Em que consiste então esta pobreza com a qual Jesus nos liberta e torna ricos? É precisamente o seu modo de nos amar, o seu aproximar-Se de nós como fez o Bom Samaritano com o homem abandonado meio morto na berma da estrada (cf. Lc 10, 25-37). Aquilo que nos dá verdadeira liberdade, verdadeira salvação e verdadeira felicidade é o seu amor de compaixão, de ternura e de partilha. A pobreza de Cristo, que nos enriquece, é Ele fazer-Se carne, tomar sobre Si as nossas fraquezas, os nossos pecados, comunicando-nos a misericórdia infinita de Deus. A pobreza de Cristo é a maior riqueza: Jesus é rico de confiança ilimitada em Deus Pai, confiando-Se a Ele em todo o momento, procurando sempre e apenas a sua vontade e a sua glória. É rico como o é uma criança que se sente amada e ama os seus pais, não duvidando um momento sequer do seu amor e da sua ternura. A riqueza de Jesus é Ele ser o Filho: a sua relação única com o Pai é a prerrogativa soberana deste Messias pobre. Quando Jesus nos convida a tomar sobre nós o seu «jugo suave» (cf. Mt 11, 30), convida-nos a enriquecer-nos com esta sua «rica pobreza» e «pobre riqueza», a partilhar com Ele o seu Espírito filial e fraterno, a tornar-nos filhos no Filho, irmãos no Irmão Primogénito (cf. Rm 8, 29).

Foi dito que a única verdadeira tristeza é não ser santos (Léon Bloy); poder-se-ia dizer também que só há uma verdadeira miséria: é não viver como filhos de Deus e irmãos de Cristo.

O nosso testemunho

Poderíamos pensar que este «caminho» da pobreza fora o de Jesus, mas não o nosso: nós, que viemos depois d'Ele, podemos salvar o mundo com meios humanos adequados.
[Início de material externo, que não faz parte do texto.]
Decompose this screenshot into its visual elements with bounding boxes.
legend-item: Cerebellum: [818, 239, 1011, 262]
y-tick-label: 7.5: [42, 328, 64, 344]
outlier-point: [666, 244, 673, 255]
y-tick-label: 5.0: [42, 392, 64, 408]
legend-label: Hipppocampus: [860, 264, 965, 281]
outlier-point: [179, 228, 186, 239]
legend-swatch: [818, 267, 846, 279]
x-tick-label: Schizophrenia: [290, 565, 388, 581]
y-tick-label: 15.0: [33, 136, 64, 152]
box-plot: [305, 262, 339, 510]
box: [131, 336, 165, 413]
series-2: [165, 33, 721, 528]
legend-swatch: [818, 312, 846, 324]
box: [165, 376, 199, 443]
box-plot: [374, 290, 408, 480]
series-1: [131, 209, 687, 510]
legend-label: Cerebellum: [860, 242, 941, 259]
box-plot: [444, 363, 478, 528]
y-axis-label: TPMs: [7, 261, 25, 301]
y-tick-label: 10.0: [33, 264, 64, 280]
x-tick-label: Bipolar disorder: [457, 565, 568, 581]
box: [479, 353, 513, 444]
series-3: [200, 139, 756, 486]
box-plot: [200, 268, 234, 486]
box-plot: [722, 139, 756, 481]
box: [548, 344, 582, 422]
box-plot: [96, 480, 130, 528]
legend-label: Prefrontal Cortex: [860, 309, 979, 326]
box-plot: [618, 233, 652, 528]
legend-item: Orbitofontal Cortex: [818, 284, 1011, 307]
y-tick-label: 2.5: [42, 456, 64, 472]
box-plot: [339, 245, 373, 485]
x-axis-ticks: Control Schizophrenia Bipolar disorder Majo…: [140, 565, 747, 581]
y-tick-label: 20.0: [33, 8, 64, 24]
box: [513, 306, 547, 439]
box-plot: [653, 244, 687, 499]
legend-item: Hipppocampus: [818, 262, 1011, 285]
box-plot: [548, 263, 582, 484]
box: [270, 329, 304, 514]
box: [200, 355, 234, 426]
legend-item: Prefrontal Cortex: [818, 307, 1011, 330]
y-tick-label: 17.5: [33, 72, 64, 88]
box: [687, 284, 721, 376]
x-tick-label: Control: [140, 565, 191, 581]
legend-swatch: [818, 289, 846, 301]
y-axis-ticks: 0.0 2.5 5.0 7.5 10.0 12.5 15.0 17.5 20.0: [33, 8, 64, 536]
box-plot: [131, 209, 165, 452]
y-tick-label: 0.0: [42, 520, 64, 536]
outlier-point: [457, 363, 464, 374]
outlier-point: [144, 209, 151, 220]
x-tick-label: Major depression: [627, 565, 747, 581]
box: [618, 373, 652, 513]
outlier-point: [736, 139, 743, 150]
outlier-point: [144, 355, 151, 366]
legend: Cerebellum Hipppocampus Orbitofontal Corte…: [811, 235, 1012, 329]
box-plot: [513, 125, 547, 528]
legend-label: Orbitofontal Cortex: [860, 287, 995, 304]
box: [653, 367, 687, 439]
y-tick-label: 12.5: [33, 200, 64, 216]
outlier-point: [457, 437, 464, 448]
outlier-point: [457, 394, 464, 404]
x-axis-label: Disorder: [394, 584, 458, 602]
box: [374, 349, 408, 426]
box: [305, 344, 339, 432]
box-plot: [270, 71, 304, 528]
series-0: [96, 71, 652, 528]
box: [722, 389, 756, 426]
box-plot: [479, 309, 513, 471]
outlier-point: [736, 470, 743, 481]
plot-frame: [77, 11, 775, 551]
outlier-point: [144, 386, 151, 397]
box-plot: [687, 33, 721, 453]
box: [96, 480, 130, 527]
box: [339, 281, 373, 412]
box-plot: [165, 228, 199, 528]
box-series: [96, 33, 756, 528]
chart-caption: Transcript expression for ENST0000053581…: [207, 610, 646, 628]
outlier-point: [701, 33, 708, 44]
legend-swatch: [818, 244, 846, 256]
Isto não é verdade. Em cada época e lugar, Deus continua a salvar os homens e o mundo por meio da pobreza de Cristo, que Se faz pobre nos Sacramentos, na Palavra e na sua Igreja, que é um povo de pobres. A riqueza de Deus não pode passar através da nossa riqueza, mas sempre e apenas através da nossa pobreza, pessoal e comunitária, animada pelo Espírito de Cristo.

À imitação do nosso Mestre, nós, cristãos, somos chamados a ver as misérias dos irmãos, a tocá-las, a ocupar-nos delas e a trabalhar concretamente para as aliviar. A miséria não coincide com a pobreza; a miséria é a pobreza sem confiança, sem solidariedade, sem esperança. Podemos distinguir três tipos de miséria: a miséria material, a miséria moral e a miséria espiritual. A miséria material é a que habitualmente designamos por pobreza e atinge todos aqueles que vivem numa condição indigna da pessoa humana: privados dos direitos fundamentais e dos bens de primeira necessidade como o alimento, a água, as condições higiénicas, o trabalho, a possibilidade de progresso e de crescimento cultural. Perante esta miséria, a Igreja oferece o seu serviço, a sua diakonia, para ir ao encontro das necessidades e curar estas chagas que deturpam o rosto da humanidade. Nos pobres e nos últimos, vemos o rosto de Cristo; amando e ajudando os pobres, amamos e servimos Cristo. O nosso compromisso orienta-se também para fazer com que cessem no mundo as violações da dignidade humana, as discriminações e os abusos, que, em muitos casos, estão na origem da miséria. Quando o poder, o luxo e o dinheiro se tornam ídolos, acabam por se antepor à exigência duma distribuição equitativa das riquezas. Portanto, é necessário que as consciências se convertam à justiça, à igualdade, à sobriedade e à partilha.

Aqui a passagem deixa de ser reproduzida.